Advancing genome-wide capability also involves the interaction of hardware and software. Both keep getting better and easier to use. “We now have the hardware infrastructure to move through data and tools that take the analysis out of the hands of high-end computational experts and give it to bench biologists,” says Eric Schadt, senior scientific director at Rosetta Inpharmatics, which is a Seattle-based, wholly-owned subsidiary of Merck & Co.

Software must often combine various types of data, such as results from gene-expression and genotyping experiments. “This gives a more complete picture of diseases and drug responses,” says Schadt. Nonetheless, such combination analysis requires serious computing power. The Rosetta scientists use a cluster of 7,200 central processing units, but Schadt says that it’s running at full capacity 24 hours a day, seven days a week. “We need to double what we have,” he says.

Schadt and his colleagues use this computing power and their software expertise for in-house projects and collaborations. For example, Rosetta and deCODE Genetics, recruited 1,000 patients to study obesity. The scientists collected blood and adipose samples and scored more than 50 clinical traits, such as body mass index and glucose levels. They also isolated DNA and RNA from every sample and then integrated the resulting genotype, gene-expression, and clinical information to reconstruct networks behind obesity. “This defines, at a molecular level,” says Schadt, “the networks that drive obesity in the Icelandic population. With these predictive networks, we can identify the best points for therapeutic intervention.” He adds, “This turned up a number of completely novel targets that you never would have imagined.” Merck uses molecular profiling to identify suitable biomarkers for efficacy before a new drug enters the long and expensive development process.

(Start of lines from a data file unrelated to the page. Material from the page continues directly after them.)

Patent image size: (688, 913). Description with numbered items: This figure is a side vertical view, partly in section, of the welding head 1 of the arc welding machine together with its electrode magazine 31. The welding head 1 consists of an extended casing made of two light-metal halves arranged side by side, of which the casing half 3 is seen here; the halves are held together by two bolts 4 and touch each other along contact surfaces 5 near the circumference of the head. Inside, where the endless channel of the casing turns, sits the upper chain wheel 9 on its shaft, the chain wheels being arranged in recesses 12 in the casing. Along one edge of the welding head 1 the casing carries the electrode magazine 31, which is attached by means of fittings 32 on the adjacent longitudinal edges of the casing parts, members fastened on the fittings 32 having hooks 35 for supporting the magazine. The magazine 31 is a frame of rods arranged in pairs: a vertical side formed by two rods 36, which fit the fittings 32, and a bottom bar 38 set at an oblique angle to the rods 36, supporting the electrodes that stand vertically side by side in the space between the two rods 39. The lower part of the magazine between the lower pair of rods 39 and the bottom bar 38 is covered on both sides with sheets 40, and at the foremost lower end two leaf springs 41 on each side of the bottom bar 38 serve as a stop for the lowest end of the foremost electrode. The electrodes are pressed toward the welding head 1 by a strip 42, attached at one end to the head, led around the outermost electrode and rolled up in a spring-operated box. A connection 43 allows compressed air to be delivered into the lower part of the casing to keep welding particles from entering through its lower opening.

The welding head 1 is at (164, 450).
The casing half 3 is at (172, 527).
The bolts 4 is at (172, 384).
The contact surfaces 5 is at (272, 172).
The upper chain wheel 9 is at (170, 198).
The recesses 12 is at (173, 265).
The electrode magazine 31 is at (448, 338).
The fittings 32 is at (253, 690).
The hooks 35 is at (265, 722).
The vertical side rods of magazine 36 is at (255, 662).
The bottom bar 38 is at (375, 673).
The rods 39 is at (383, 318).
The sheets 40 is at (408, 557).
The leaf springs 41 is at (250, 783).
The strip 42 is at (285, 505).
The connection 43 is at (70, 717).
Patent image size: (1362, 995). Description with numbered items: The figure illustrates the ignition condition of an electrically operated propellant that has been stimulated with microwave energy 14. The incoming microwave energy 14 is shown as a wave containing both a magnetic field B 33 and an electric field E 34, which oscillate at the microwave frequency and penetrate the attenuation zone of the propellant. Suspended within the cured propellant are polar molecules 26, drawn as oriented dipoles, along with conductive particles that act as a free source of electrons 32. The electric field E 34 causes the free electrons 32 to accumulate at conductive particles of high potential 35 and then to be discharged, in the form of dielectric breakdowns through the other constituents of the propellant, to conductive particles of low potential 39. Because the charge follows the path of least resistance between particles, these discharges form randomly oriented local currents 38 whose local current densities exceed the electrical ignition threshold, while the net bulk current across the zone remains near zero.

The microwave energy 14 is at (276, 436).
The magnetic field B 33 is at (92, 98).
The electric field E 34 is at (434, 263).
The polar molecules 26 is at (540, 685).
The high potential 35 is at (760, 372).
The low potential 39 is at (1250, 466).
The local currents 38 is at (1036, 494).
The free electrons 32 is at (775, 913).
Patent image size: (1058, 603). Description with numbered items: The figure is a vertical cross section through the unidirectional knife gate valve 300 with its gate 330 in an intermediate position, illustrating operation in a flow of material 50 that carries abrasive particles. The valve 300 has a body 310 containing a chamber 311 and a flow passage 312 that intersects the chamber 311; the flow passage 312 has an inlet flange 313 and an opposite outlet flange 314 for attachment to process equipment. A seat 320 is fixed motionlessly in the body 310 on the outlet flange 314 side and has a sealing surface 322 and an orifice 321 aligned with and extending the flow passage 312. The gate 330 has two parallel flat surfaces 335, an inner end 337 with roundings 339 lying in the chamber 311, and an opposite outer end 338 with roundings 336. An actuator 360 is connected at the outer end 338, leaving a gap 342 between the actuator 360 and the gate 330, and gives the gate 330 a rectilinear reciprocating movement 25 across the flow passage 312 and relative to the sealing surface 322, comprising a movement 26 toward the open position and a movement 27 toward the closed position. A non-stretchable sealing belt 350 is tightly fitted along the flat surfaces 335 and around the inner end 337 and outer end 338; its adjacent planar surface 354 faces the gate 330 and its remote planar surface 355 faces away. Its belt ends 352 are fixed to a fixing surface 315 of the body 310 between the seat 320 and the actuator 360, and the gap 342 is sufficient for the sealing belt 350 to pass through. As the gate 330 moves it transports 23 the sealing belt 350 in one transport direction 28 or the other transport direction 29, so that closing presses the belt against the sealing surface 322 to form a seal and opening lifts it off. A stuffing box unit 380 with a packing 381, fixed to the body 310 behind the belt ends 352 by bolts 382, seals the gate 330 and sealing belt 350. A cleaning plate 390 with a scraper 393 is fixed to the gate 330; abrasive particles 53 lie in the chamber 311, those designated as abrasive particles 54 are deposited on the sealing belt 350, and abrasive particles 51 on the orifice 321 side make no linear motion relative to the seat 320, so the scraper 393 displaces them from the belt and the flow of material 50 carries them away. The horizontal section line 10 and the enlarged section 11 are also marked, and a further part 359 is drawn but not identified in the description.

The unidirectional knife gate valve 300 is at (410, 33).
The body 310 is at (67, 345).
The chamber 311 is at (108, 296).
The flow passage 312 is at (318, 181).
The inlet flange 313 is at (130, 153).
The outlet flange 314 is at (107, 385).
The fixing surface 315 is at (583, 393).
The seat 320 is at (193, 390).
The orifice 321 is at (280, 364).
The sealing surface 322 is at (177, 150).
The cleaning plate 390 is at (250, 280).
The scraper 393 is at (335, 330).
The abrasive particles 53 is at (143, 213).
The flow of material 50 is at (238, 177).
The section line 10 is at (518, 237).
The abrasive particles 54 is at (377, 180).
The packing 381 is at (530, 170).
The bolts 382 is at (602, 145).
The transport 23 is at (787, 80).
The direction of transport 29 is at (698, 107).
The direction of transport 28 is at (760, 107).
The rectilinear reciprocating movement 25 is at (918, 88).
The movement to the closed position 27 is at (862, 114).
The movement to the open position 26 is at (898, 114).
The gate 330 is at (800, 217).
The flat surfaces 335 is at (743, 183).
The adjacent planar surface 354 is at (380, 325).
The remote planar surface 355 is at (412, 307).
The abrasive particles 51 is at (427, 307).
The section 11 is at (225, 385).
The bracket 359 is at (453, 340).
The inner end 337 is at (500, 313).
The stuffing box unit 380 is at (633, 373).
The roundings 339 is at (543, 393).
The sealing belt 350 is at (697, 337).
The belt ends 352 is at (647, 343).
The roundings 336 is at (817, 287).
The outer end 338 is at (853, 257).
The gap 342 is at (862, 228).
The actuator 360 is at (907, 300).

Such work also provides a new perspective on disease. Although the literature includes many publications on disease-related genes, Schadt says, “There is no single driver. Common diseases, such as obesity, diabetes, heart disease, are emergent properties of the networks. Genetic and environmental changes twist that network, and that leads to disease.” Ultimately, understanding those networks will produce more-targeted therapies.

Opening avenues

Although microarrays provide many advances in exploring genomes, some areas, such as discovering rare transcripts and splice variants, might be handled more completely with sequencing technology, according to Baker of Illumina. This company’s Digital Gene expression applications, which use Solexa sequencing technology, will come out later this year. Baker says, “This will give a cleaner picture of what gets transcribed, and it can be less expensive and cumbersome.” Overall, such new tools will provide scientists other ways to explore genes and genomes.